Yasaka-ji (八坂寺) is a Buddhist temple in Matsuyama, Ehime Prefecture, Japan. Yasaka-ji is Temple 10 of the Thirteen Buddhist Sites of Iyo, and temple number 47 of the Shikoku 88 temple pilgrimage. It is traditionally believed to have been founded in 701.

== Founding ==
According to tradition, the temple was founded in 701 by Shugendo founder En no Gyōja, and the original main hall was built by Ochi Tamaoki the governor of Iyo province, who built it at the behest of Emperor Monmu. The temple was then later supposedly rebuilt by Kūkai in 815 during his time in Shikoku.

== History ==
In the Kamakura period, Yasaka-ji became an important Kumano temple, administering 48 branch temples and supporting numerous monks and soldiers.

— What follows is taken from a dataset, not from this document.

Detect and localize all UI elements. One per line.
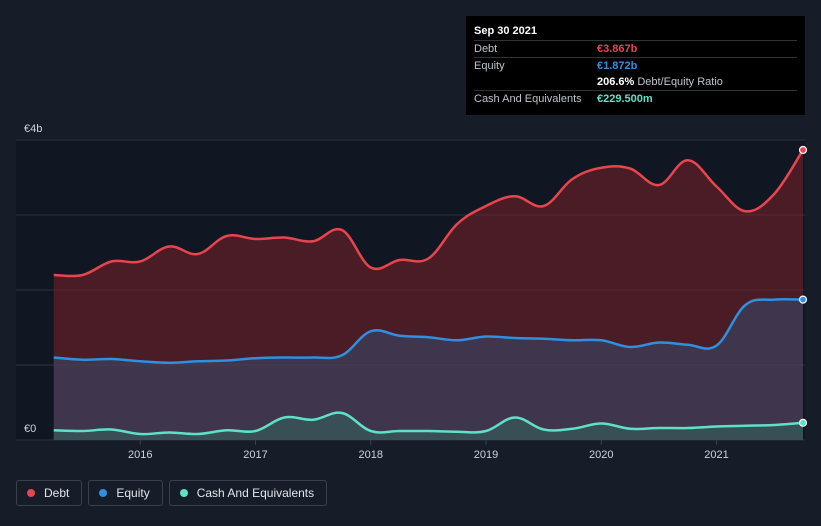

However, it was destroyed during the wars in the 1500s, and rebuilt as a smaller temple.

== Buildings ==
The temple consists of several buildings, the Main Hall, built in 1984, the Gongen Hall, the Enma Hall, the Daishi Hall, and the Juni-sha Gongen Hall.

== Statues ==
There are a number of statues on the grounds of the temple, including large statues of Fudō Myōō and En no Gyōja. There are also 8,000 ceramic Amida Buddha statues purchased by devotees and displayed by the temple, each with the name of the devotee written on them.

== Legends ==
The name of the temple, Yasaka-ji translates as "Eight Hill Temple". Close to the temple there are eight burial tumuli said to be the graves of Emon Saburō's sons. It is likely that it is there tumuli that the temple is named for.

== Shikoku 88 temple pilgrimage ==
Yasaka-ji is 47th temple on the Shikoku 88 temple pilgrimage circuit. It is approximately 17 minutes walk from Joruriji, the 46th temple, and 65 minutes walk to Sairinji, the 48th temple

== Principle deity ==
The principle image (deity) of the temple is Amida Nyorai. It is supposedly the work of high priest, Eshin Sozu Genshin (942–1017).